La Sala Fènix inicia temporada con un espectáculo comprometido y reivindicativo. Blackface y otras vergüenzas se constituye como una función de denuncia y también como defensa urgente a partir del desenmascaramiento de unos valores racistas profundamente arraigados dentro de la ideología de la raza blanca y que no siempre se perciben como tales.
Silvia Albert Sopale ha ideado una estructura con una premisa inicial más que interesante. Como si se tratara de una médium, invocara a varias figuras convirtiéndolas en personajes ejemplares del prejuicio que se quiere reflejar en cada momento. No caerá en la sucesión de distintos sketches ni en un desarrollo episódico. Se traza un hilo en el que se presentan las premisas y no hay enumeración, sino que a través de la aproximación dramática de la intérprete se escarnece no al personaje sino al que lo mira y lo ha constituido como tal.

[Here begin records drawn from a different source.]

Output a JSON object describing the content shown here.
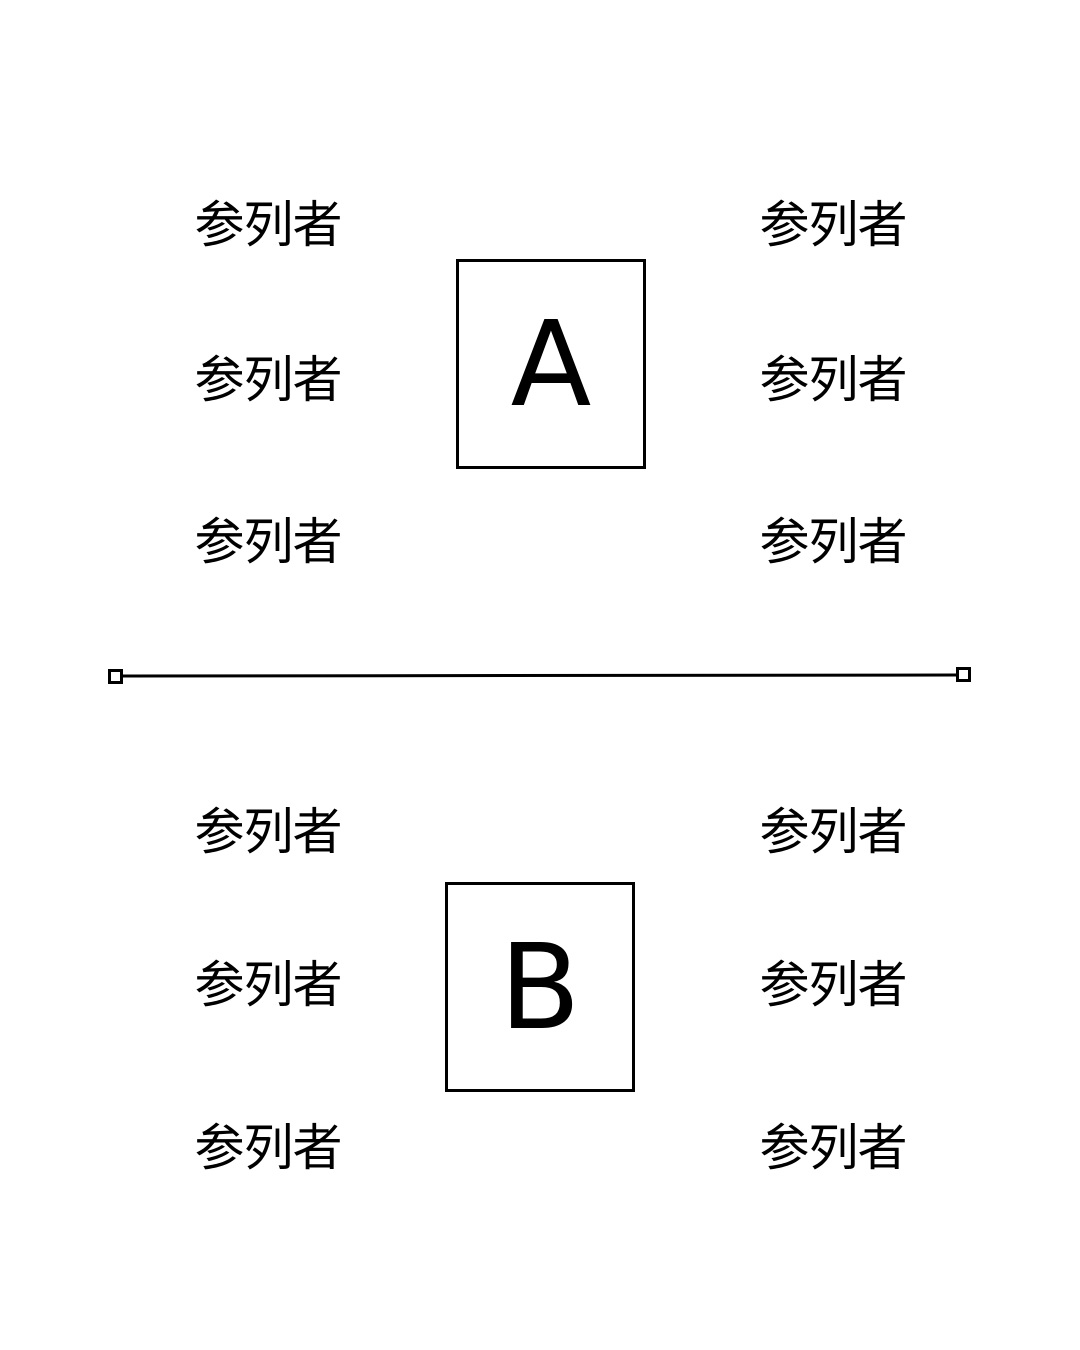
{
  "diagram": {
    "groups": [
      {
        "id": "A",
        "table_label": "A",
        "attendees_left": [
          "参列者",
          "参列者",
          "参列者"
        ],
        "attendees_right": [
          "参列者",
          "参列者",
          "参列者"
        ]
      },
      {
        "id": "B",
        "table_label": "B",
        "attendees_left": [
          "参列者",
          "参列者",
          "参列者"
        ],
        "attendees_right": [
          "参列者",
          "参列者",
          "参列者"
        ]
      }
    ],
    "colors": {
      "stroke": "#000000",
      "background": "#ffffff"
    }
  }
}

Se escenifica el racismo desde varias vertientes siempre como revulsivo de sí mismo.
A cada tramo se le dedicará el tiempo que se requiera para explicar lo que necesita. La actriz se dirigirá al espectador increpándolo e incluyéndolo al mismo tiempo. Su trabajo en este terreno crece a medida que avanza la función, destacando en un segundo tramo en que consigue invertir el termino titular hasta convertirlo en lo que podríamos denominar como «whiteface». De una consigna más bien discursiva se evoluciona hasta llegar a explicar la pieza desde la construcción de cada una de las convocadas. Se gestiona todo a través del razonamiento pero también de la inmediatez. No se busca tanto emocionar como dar un golpe en la mesa y decir, ¡hasta aquí!
Algunas de las ideas son especialmente relevantes. No se trata de si la intención del racista es premeditada o no sino de analizar todo el asunto desde el impacto que se provoca en quien lo recibe. Consciente de que la apertura mental no se realiza en un instante, la creadora nos anima a seguir investigando en el tema. A escucharnos para tomar plena posesión de consciencia de que nuestra mirada es mucho más sucia y dañina de lo que creíamos. La interpelación llega y ya nos tocará a nosotros decidir si somos perpetuadores del modelo o, por otro lado, empezamos a cambiar cosas. Por parte de nuestra anfitriona, creemos ver en forma de espectáculo ese instinto de defensa natural e instintivo que despierta, precisamente, cuando alguien es atacado.
Interesante también la descripción de este conflicto en concreto. Es decir, si se unifican todos los grupos sociales en desigualdad y se les enfrenta al poder dominante también en general, el discurso pierde fuerza. Aquí se acota tanto a unos como a otros. No se universaliza en exceso y se nos dan ejemplos de nuestro entorno más inmediato donde tradicionalmente se nos ha inculcado como si fuera algo natural o, incluso, cultural todo tipo de prácticas y tradiciones que no hacen más que perpetuar una situación injusta.
Las piezas de vestuario de Gina Baldé favorecen los cambios de personaje y ayudan a la intérprete en sus ejercicios de caracterización siempre teniendo en cuenta lo que dice el texto. En esta misma línea continúan los efectos de sonido de Maquet Dieng. El diseño de luces de Albert Julvé consigue intensificar los momentos más íntimos y dramáticos. Juntos abrazan el trabajo de la actriz ofreciéndole recursos y herramientas para desarrollar los distintos personajes dentro del juego escénico propuesto.
Finalmente, Blackface y otras vergüenzas desarrolla una línea de teatro denuncia y es una digna sucesora de la anterior propuesta de la compañía. La vehemencia de la creadora e intérprete nos interpela de un modo en el que la reflexión cobra el protagonismo y nos ayuda a poner en el lugar del otro de un modo más consciente y que, ojalá, propicie el cambio necesario para que la apertura mental sea una realidad.